Zonguldak çarşı merkezine çok yakın, Yeşilkent Sitesi ile Demirci Çarşısı arasındaki kalan ormanlık alanda, duvarlarına tarihin izleri kazınmış, başıboş, bakımsız ama görkemli bir köşk yılların verdiği terk edilmişlik yorgunluğu içinde beklemektedir.
Zonguldak maden tarihiyle yaşıt hikayesi olan köşkün serüvenini özgeçmişiyle kaleme alıyoruz…

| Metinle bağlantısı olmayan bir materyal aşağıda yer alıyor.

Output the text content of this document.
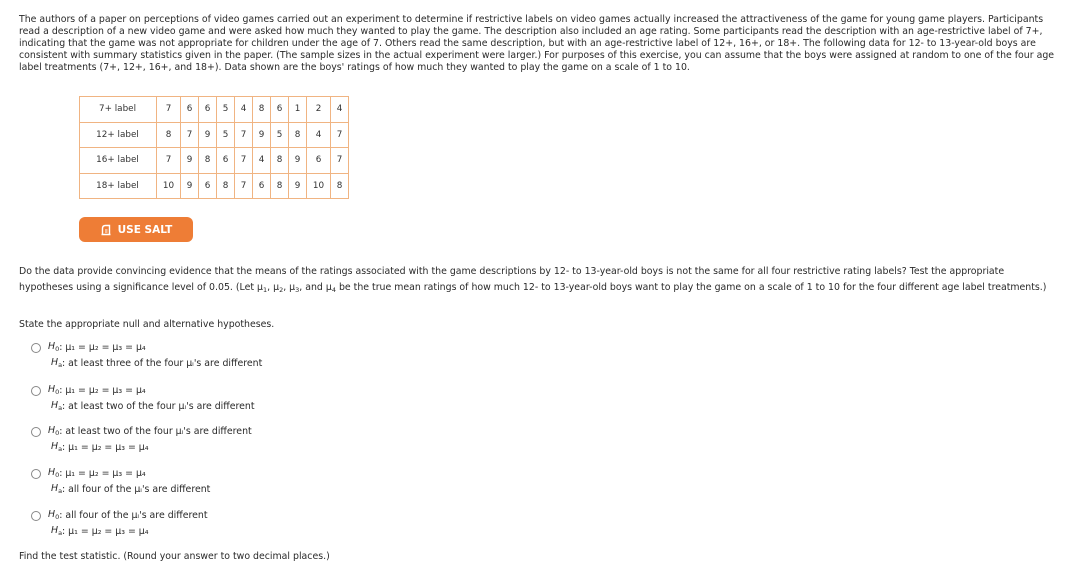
The authors of a paper on perceptions of video games carried out an experiment to determine if restrictive labels on video games actually increased the attractiveness of the game for young game players. Participants read a description of a new video game and were asked how much they wanted to play the game. The description also included an age rating. Some participants read the description with an age-restrictive label of 7+, indicating that the game was not appropriate for children under the age of 7. Others read the same description, but with an age-restrictive label of 12+, 16+, or 18+. The following data for 12- to 13-year-old boys are consistent with summary statistics given in the paper. (The sample sizes in the actual experiment were larger.) For purposes of this exercise, you can assume that the boys were assigned at random to one of the four age label treatments (7+, 12+, 16+, and 18+). Data shown are the boys' ratings of how much they wanted to play the game on a scale of 1 to 10.

7+ label	7	6	6	5	4	8	6	1	2	4
12+ label	8	7	9	5	7	9	5	8	4	7
16+ label	7	9	8	6	7	4	8	9	6	7
18+ label	10	9	6	8	7	6	8	9	10	8
USE SALT

Do the data provide convincing evidence that the means of the ratings associated with the game descriptions by 12- to 13-year-old boys is not the same for all four restrictive rating labels? Test the appropriate hypotheses using a significance level of 0.05. (Let $\mu_1$, $\mu_2$, $\mu_3$, and $\mu_4$ be the true mean ratings of how much 12- to 13-year-old boys want to play the game on a scale of 1 to 10 for the four different age label treatments.)

State the appropriate null and alternative hypotheses.

$H_0$ : μ₁ = μ₂ = μ₃ = μ₄
$H_a$ : at least three of the four μᵢ's are different
$H_0$ : μ₁ = μ₂ = μ₃ = μ₄
$H_a$ : at least two of the four μᵢ's are different
$H_0$ : at least two of the four μᵢ's are different
$H_a$ : μ₁ = μ₂ = μ₃ = μ₄
$H_0$ : μ₁ = μ₂ = μ₃ = μ₄
$H_a$ : all four of the μᵢ's are different
$H_0$ : all four of the μᵢ's are different
$H_a$ : μ₁ = μ₂ = μ₃ = μ₄

Find the test statistic. (Round your answer to two decimal places.)
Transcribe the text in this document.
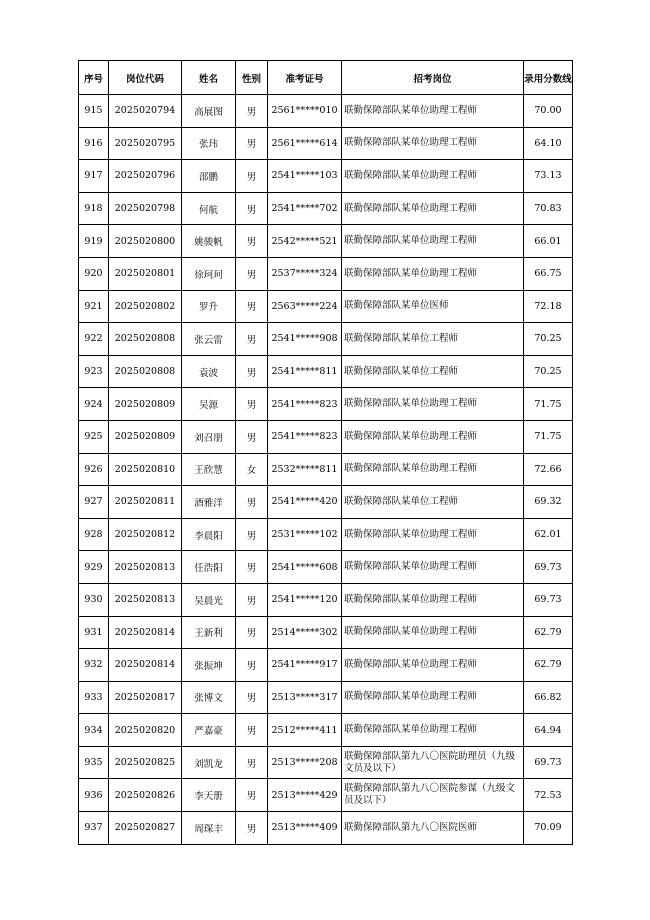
序号	岗位代码	姓名	性别	准考证号	招考岗位	录用分数线
915	2025020794	高展图	男	2561*****010	联勤保障部队某单位助理工程师	70.00
916	2025020795	张玮	男	2561*****614	联勤保障部队某单位助理工程师	64.10
917	2025020796	邵鹏	男	2541*****103	联勤保障部队某单位助理工程师	73.13
918	2025020798	何航	男	2541*****702	联勤保障部队某单位助理工程师	70.83
919	2025020800	姚骏帆	男	2542*****521	联勤保障部队某单位助理工程师	66.01
920	2025020801	徐珂珂	男	2537*****324	联勤保障部队某单位助理工程师	66.75
921	2025020802	罗升	男	2563*****224	联勤保障部队某单位医师	72.18
922	2025020808	张云雷	男	2541*****908	联勤保障部队某单位工程师	70.25
923	2025020808	袁波	男	2541*****811	联勤保障部队某单位工程师	70.25
924	2025020809	吴源	男	2541*****823	联勤保障部队某单位助理工程师	71.75
925	2025020809	刘召朋	男	2541*****823	联勤保障部队某单位助理工程师	71.75
926	2025020810	王欣慧	女	2532*****811	联勤保障部队某单位助理工程师	72.66
927	2025020811	酒雅洋	男	2541*****420	联勤保障部队某单位工程师	69.32
928	2025020812	李晨阳	男	2531*****102	联勤保障部队某单位助理工程师	62.01
929	2025020813	任浩阳	男	2541*****608	联勤保障部队某单位助理工程师	69.73
930	2025020813	吴晨光	男	2541*****120	联勤保障部队某单位助理工程师	69.73
931	2025020814	王新利	男	2514*****302	联勤保障部队某单位助理工程师	62.79
932	2025020814	张振坤	男	2541*****917	联勤保障部队某单位助理工程师	62.79
933	2025020817	张博文	男	2513*****317	联勤保障部队某单位助理工程师	66.82
934	2025020820	严嘉豪	男	2512*****411	联勤保障部队某单位助理工程师	64.94
935	2025020825	刘凯龙	男	2513*****208	联勤保障部队第九八〇医院助理员（九级文员及以下）	69.73
936	2025020826	李天册	男	2513*****429	联勤保障部队第九八〇医院参谋（九级文员及以下）	72.53
937	2025020827	周琛丰	男	2513*****409	联勤保障部队第九八〇医院医师	70.09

Osmanlı'nın kömüre el atması, 1848 yılından sonra gerçekleşmiş, Ereğli ve Kozlu'yu da kapsamak üzere bu yöredeki ocakların işletimi, Hazine-i Hassa tarafından, "Galata Sarrafları"denilen, çoğunluğu Osmanlı uyruğundaki İngiliz bankerlerin oluşturduğu "The Coal Company (Kömür Şirketi)" adlı bir şirkete verilmişti. Bu şirkete, yerin yedi kat dibinde kayaları kıracak, oradaki kömür söküp alacak işi bilen işçiler çalıştıracaktır. Çevre köylerin insanları bu işlerde deneyimsiz oldukları için, İngiliz Şirketi, Hırvatistan, Sırbistan ve Karadağ'dan işçi getirtme yolunu seçer.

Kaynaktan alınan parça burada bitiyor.